The results of this study suggest that 18F-FDG PET/CT pSUVmax is a predictive factor for pCR of HR-positive, HER2-negative breast cancer to NAC.

Peer Review reports

Background

Despite remarkable improvement in breast cancer treatment, breast cancer is still one of the most prevalent cancers and the second leading cause of cancer death in women. Therefore, research on new treatment approaches, including neoadjuvant chemotherapy (NAC), is ongoing. NAC was initially introduced for the management of locally advanced or inoperable breast cancers and showed additional advantages, such as down-staging to breast conserving surgery [1,2,3] and monitoring therapeutic response [4], without significant survival outcomes [5, 6]. For resectable breast cancer, pathological parameters such as tumor size, axillary lymph node involvement, histological grade, hormone receptor (HR) status, and human epidermal growth factor receptor 2 (HER2) status have been used as prognostic factors for survival. Most of these pathological parameters cannot be fully evaluated from small specimens acquired by core needle biopsy in this setting. Several large studies and a meta-analysis revealed that pathologic complete response (pCR) itself predicts survival of patients with aggressive breast cancers, including HER2-positive and triple-negative subtypes [7, 8]. Therefore, the achievement of pCR after NAC has been accepted as a predictive marker of long-term oncologic outcomes and became a surrogate endpoint for prognosis in this setting [9, 10].

Meanwhile, for patients with HR-expressing breast cancer, the most common subtype, achieving pCR is infrequent and did not statistically correlate with survival in a meta-analysis [11]. In this analysis, pCR rate of HR-positive, HER2-negative, low grade breast cancer is 7.5% compared to 33.6% in triple-negative subtype or 50.3% in HER2-positive, HR-negative subtype. The association between pCR and long-term outcomes was strongest in patients with triple-negative breast cancer (Event free survival: HR 0·24, 95% CI 0·18–0·33; OS: 0·16, 0·11–0·25) and in those with HER2-positive, HR-negative tumors (Event free survival: 0·15, 0·09–0·27; OS: 0·08, 0·03, 0·22).

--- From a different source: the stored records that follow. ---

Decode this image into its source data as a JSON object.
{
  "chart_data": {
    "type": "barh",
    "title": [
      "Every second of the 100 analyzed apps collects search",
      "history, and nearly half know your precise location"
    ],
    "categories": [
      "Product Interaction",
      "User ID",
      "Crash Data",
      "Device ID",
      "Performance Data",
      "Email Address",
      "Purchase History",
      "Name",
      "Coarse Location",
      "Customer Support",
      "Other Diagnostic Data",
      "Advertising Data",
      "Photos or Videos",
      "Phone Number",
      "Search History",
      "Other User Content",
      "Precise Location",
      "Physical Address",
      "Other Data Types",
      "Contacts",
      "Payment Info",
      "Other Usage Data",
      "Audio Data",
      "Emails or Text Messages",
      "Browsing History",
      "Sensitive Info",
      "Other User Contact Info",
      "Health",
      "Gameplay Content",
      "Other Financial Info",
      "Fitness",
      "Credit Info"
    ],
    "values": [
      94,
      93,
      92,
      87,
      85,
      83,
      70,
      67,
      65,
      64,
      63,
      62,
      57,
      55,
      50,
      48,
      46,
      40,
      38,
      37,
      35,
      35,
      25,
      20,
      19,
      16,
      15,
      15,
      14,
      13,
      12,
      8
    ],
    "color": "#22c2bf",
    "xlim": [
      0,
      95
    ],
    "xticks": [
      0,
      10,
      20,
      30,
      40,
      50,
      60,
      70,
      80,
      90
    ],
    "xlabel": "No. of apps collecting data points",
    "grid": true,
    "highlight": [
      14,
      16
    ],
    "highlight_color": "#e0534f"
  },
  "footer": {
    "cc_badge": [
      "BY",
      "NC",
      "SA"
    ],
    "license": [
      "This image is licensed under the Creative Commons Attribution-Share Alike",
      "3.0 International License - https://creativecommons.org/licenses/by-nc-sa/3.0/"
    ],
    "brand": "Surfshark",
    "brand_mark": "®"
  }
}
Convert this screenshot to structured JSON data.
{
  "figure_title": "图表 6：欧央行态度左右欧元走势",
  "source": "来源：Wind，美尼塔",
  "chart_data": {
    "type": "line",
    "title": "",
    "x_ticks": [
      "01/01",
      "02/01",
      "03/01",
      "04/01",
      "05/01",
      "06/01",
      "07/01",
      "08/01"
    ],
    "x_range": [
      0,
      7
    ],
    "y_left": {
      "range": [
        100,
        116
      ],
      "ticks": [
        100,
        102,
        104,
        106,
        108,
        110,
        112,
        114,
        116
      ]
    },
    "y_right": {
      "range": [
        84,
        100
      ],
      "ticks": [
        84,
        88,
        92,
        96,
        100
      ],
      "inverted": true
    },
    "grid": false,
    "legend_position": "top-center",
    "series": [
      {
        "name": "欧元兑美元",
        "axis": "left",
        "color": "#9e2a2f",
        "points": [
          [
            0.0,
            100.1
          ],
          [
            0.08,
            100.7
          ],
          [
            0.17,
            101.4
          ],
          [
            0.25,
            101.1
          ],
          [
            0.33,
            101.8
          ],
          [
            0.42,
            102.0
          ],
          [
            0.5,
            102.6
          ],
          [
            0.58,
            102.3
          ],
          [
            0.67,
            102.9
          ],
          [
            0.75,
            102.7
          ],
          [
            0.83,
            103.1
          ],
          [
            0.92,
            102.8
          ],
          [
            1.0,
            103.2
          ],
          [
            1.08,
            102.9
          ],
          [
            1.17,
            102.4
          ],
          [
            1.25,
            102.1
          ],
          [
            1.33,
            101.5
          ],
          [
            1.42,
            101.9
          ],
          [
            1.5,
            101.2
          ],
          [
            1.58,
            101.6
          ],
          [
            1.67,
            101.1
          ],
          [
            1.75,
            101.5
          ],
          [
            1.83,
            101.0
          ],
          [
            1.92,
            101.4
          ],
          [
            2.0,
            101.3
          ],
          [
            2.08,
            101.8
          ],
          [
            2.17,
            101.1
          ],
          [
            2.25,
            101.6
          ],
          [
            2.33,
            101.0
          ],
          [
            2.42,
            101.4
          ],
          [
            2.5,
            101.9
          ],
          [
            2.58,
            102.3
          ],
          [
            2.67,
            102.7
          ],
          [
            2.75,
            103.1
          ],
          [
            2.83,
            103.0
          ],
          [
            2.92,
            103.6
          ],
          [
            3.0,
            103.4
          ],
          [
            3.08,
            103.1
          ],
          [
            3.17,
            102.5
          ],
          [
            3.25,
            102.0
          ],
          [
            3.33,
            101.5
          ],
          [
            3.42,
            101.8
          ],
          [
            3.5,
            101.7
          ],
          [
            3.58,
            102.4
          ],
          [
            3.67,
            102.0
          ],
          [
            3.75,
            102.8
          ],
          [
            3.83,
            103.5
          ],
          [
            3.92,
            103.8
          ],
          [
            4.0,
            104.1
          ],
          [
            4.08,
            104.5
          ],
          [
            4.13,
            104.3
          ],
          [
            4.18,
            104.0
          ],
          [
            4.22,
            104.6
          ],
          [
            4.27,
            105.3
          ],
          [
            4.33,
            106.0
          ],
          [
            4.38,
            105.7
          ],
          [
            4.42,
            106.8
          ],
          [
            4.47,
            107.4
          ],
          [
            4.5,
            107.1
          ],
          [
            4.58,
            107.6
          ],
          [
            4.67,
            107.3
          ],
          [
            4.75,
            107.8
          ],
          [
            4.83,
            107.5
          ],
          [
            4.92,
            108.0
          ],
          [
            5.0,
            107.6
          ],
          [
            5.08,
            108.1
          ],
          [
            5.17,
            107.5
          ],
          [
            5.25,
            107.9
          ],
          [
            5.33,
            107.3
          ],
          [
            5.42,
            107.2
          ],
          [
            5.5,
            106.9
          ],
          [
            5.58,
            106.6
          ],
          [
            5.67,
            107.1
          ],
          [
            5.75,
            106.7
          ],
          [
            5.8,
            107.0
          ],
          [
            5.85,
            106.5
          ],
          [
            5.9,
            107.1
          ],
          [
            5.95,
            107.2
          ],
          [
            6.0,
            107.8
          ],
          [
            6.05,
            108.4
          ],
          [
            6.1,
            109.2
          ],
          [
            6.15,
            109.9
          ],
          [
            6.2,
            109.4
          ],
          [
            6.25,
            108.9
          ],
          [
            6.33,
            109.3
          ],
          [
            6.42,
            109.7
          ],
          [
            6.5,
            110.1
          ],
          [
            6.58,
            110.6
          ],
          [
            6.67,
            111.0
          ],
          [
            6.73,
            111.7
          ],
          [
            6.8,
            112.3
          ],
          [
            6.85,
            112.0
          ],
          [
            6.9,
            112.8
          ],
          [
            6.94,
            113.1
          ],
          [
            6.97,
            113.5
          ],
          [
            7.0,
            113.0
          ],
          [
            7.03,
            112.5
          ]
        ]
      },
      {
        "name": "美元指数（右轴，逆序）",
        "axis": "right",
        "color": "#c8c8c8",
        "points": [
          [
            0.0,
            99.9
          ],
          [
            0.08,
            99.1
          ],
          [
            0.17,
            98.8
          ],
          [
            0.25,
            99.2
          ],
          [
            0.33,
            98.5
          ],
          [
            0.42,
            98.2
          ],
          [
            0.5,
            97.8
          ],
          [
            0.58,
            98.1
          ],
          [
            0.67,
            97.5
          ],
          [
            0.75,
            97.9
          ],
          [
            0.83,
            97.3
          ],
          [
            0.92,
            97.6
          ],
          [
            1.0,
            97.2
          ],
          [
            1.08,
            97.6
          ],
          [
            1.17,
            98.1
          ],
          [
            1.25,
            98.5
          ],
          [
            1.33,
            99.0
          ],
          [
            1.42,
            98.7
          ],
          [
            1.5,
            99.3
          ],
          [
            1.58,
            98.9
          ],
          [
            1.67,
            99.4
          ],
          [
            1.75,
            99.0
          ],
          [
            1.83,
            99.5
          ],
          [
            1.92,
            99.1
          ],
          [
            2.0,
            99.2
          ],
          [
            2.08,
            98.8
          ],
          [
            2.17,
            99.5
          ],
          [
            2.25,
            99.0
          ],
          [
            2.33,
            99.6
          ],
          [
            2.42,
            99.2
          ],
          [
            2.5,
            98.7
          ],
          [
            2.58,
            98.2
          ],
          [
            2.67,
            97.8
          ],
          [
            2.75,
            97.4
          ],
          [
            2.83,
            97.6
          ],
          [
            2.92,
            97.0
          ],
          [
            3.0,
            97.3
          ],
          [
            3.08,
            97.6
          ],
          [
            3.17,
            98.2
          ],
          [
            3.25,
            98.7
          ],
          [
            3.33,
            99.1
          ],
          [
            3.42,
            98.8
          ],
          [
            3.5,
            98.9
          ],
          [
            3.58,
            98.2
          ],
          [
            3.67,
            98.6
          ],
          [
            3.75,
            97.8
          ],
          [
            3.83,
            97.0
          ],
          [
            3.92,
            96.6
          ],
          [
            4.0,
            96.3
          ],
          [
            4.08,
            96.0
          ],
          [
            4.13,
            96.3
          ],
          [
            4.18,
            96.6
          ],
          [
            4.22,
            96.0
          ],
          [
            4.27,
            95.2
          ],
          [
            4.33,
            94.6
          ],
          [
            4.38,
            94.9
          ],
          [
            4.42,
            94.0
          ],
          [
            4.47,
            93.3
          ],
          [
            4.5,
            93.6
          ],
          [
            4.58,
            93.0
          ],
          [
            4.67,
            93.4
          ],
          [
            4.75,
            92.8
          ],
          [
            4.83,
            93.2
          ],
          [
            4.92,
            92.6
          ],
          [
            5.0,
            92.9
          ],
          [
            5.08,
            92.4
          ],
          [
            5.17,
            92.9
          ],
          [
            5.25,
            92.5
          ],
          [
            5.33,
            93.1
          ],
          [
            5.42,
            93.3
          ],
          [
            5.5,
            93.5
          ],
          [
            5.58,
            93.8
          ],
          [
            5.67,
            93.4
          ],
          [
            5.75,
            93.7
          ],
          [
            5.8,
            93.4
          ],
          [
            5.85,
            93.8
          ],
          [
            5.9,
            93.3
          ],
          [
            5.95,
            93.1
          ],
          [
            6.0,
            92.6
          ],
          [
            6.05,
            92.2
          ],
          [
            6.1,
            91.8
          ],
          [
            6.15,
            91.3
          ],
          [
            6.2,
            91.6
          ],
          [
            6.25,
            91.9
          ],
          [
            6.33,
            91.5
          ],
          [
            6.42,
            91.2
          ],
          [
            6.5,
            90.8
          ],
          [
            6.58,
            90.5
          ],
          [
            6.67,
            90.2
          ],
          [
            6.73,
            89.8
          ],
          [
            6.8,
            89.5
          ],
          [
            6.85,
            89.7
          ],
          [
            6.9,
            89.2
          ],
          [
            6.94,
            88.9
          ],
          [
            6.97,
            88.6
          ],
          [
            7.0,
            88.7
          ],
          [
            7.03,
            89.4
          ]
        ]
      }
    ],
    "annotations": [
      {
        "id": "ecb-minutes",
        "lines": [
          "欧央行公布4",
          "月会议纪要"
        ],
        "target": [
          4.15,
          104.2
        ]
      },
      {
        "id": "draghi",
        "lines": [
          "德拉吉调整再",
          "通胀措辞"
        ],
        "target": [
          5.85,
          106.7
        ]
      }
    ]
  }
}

Although, pCR rate is low in HR-positive breast cancer, patients with high grade/HER2-negative or luminal B tumors more frequently achieve pCR, which correlates with better survival and suggests the clinical value of differentiating luminal B from luminal A tumors before NAC [11, 12].

Because subtype determination by molecular assay is expensive [13] and assays of specimens acquired by core needle biopsy do not always correlate with those of whole tumor specimens, new parameters are needed to refine NAC strategies or to estimate survival outcome before NAC.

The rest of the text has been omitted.